I suggest having everyone read the first chapter from: http://svnbook.red-bean.com/en/1.5/
and they should have a good idea of what's happening.
I am also curious to see what people have to say about the database
How as a group should we manage the construction of the actual application? Are there methods out there that I can use that will allow any one of us to move the files to our development machine and keep track of who did it so we don't end up overwriting each other's changes?
It sounds like you're looking for build management. In the case of PHP, a true "build" is as simple as a collection of source files because the language is interpreted; there is no compilation.
It just so happens that I am one of the developers for BuildMaster, a tool which basically solves every problem you have listed in your question... and it also sounds like it would be free in your case under the Community Edition license.

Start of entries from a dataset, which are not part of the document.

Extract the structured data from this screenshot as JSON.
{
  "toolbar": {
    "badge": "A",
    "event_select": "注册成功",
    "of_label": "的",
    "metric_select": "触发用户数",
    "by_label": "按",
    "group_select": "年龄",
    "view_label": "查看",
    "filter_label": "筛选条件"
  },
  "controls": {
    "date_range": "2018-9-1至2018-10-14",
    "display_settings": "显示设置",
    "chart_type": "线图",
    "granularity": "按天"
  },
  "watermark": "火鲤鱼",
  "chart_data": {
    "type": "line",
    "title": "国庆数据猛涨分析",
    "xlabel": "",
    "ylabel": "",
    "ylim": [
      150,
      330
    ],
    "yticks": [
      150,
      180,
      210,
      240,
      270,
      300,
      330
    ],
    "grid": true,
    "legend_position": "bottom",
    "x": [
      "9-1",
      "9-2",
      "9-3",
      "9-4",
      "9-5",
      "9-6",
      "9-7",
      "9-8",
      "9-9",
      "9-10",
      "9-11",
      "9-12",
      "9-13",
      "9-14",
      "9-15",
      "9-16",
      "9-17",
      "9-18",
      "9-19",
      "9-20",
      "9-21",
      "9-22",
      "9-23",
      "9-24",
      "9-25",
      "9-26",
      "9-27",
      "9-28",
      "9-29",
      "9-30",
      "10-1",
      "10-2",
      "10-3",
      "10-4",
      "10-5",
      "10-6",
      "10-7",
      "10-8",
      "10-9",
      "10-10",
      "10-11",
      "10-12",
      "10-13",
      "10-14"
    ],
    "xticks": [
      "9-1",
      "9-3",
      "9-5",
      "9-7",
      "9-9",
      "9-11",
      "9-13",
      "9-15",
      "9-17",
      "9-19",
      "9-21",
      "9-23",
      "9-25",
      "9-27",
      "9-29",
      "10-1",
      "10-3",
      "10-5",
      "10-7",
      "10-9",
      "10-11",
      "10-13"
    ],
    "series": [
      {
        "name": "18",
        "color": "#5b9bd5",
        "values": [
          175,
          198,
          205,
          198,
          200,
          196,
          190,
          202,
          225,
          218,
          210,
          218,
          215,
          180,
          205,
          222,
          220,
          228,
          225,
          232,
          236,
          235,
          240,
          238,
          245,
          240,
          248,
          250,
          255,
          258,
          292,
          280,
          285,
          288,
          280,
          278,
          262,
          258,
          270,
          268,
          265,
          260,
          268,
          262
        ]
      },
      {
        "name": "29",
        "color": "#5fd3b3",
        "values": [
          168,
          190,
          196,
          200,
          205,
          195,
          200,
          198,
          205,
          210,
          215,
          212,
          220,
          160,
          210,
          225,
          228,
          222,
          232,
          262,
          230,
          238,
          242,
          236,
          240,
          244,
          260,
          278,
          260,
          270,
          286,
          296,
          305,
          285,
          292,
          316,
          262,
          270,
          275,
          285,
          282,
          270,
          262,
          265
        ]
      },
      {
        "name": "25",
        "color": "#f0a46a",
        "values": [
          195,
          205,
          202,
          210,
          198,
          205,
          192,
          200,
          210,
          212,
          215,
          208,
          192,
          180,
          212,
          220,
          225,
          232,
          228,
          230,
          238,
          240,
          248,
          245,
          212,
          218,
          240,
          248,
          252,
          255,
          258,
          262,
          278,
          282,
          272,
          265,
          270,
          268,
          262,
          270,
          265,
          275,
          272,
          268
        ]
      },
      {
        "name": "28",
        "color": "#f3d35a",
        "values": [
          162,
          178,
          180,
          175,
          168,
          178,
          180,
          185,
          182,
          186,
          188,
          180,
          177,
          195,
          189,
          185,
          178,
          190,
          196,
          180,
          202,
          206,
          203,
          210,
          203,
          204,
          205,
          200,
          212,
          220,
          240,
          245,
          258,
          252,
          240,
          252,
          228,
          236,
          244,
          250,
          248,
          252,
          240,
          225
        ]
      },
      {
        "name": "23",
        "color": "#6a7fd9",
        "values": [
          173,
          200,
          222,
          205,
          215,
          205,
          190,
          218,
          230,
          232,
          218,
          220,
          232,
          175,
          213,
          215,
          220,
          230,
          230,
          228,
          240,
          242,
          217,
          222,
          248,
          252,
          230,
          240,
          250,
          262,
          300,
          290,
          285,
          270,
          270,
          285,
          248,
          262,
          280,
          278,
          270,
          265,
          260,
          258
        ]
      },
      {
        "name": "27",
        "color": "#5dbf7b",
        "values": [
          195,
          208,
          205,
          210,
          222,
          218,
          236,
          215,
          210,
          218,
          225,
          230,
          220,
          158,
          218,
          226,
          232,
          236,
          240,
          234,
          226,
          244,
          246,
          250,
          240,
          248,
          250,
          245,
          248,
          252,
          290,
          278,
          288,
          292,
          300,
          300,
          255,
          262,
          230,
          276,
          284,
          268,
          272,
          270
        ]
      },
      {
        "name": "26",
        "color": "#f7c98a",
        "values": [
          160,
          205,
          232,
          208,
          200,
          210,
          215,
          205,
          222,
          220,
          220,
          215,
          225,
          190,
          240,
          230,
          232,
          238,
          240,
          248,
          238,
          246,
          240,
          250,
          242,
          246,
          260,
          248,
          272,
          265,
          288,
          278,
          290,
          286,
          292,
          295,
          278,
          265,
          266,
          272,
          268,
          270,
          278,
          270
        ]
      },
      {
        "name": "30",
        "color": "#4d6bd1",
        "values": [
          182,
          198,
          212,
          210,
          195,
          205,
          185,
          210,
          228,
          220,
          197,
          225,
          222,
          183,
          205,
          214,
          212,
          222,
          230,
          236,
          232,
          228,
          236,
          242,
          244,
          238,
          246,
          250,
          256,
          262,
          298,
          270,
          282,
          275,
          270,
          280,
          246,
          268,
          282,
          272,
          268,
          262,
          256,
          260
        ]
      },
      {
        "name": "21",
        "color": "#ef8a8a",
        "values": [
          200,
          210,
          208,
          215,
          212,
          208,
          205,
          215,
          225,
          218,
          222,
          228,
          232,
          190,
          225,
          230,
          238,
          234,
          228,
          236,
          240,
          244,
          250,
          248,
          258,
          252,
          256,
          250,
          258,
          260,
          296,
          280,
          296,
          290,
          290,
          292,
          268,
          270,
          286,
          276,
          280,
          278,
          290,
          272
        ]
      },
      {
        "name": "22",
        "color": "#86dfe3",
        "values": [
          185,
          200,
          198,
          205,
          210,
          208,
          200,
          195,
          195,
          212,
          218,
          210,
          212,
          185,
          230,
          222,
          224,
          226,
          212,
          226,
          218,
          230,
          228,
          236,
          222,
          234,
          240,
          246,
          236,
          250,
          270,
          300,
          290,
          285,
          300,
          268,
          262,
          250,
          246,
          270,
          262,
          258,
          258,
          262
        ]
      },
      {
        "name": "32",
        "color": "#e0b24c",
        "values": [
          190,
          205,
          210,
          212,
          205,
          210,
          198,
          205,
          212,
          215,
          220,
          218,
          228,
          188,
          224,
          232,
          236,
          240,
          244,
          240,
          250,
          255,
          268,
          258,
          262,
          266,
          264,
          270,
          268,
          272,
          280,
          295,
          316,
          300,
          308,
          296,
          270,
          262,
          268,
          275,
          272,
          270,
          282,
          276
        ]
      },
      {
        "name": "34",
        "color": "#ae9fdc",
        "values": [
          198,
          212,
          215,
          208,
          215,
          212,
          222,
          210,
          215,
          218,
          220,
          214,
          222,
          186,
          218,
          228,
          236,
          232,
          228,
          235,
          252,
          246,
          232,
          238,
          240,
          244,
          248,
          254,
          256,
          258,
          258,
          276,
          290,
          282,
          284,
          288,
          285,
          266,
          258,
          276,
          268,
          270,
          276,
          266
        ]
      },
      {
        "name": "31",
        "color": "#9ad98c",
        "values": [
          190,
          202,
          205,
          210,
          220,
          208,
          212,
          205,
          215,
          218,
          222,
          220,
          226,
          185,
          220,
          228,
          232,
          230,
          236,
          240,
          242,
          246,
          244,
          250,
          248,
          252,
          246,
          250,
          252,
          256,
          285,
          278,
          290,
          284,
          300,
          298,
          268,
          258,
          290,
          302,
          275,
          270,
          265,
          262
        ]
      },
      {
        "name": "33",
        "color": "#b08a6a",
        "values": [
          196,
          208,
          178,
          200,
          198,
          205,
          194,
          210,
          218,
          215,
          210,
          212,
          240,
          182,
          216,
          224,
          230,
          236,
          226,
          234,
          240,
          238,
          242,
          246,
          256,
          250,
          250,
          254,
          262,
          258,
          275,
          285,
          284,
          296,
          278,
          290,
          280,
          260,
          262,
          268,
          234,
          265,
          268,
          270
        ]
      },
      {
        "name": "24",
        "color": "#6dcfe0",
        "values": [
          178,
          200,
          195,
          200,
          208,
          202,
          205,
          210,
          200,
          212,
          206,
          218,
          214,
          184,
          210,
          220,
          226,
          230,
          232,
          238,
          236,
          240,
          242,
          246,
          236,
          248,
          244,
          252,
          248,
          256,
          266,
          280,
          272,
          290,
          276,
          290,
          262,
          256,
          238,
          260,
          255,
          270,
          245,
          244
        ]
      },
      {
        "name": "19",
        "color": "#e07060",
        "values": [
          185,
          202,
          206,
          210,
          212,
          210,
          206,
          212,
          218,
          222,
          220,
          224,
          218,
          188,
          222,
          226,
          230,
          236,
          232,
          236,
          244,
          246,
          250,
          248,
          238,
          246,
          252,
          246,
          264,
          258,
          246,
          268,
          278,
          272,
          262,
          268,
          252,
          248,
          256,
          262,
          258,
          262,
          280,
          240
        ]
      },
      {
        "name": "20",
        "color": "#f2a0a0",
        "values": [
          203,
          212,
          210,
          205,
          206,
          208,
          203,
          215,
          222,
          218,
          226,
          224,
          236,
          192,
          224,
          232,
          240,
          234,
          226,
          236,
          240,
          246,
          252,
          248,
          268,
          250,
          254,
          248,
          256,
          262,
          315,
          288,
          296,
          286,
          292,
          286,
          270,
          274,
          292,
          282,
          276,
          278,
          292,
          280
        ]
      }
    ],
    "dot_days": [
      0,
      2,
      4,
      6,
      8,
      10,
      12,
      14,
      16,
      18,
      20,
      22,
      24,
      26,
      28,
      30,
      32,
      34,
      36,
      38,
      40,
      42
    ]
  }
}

I'll try to address some of your individual pain points and how BuildMaster could be used as a solution.
Source Control
As suggested by others, you must use it. The trick when it comes to deployment is to set up some form of continuous integration so that every time someone checks in, a new "build" is created. In BuildMaster, you can set this up for any source control provider you want.
Issue/Bug Tracking
Excel will work, but it's not an optimal solution. There are plenty of free issue tracking tools you can use to manage your bugs and features. With BuildMaster, you can link your bugs and features list with the application by their release number so you could view them within the tool at any time. It can also modify issue statuses and add descriptions automatically if you want.
Deployments
Using BuildMaster, you can create automated deployment plans for your development environment, e.g.:
Get Latest Source Code
Create Artifact
Copy Files To Development Machine
Deploy Configuration Files
Update Database
The best part is, once you set these up for other environments (glowcoder's point #6), pushing all of your code and database updates is as simple as clicking a button.
Another issue I foresee will be updating the database running on the development machine. Are there any standardised methods that we can use to manage our SQL scripts among the four of us?
Database Updates
Not surprisingly, BuildMaster handles these as well by using the change scripts module. When a member of your team creates a script (e.g. ALTER TABLE ADD [Blah] INT NOT NULL) he can upload it into BuildMaster, then run it on any environment you have created.
The best part is that you can add a step in your automated deployment and never worry about it again. As Justin mentions, you can use .sql files for your object code (stored procedures, views, triggers, etc.) and have those executed on every build since they are essentially code anyway. You can keep those in source control.
Configuration Files
One aspect of all this you may have neglected (but will inevitably run into) is dealing with configuration files. With PHP, you may have an .htaccess file, a php.ini file, a prepend.php, or roll your own custom config file. Since by definition configuration files need to change between your personal machine and the development machine, grabbing them from source control wouldn't necessary work without some bit of hacking a la:
if (DEV) {
// do one thing
}
else if (PROD) {
// do another
}
With BuildMaster, you can templatize your configuration files and associate them with an environment so they can be deployed automatically. It will also maintain a history of changes for you.
Automated Testing
If you want the full ALM effect, you can automatically unit test your code during an automated build, and notify you if anything fails so you know as soon as possible that something is broken.
Apologies for the "long winded" response, but I feel like you're already ahead of the game by observing the problems you might run into in the future and really believe BuildMaster will make all of this deployment stuff simple for your team so you can focus on the fun part, coding!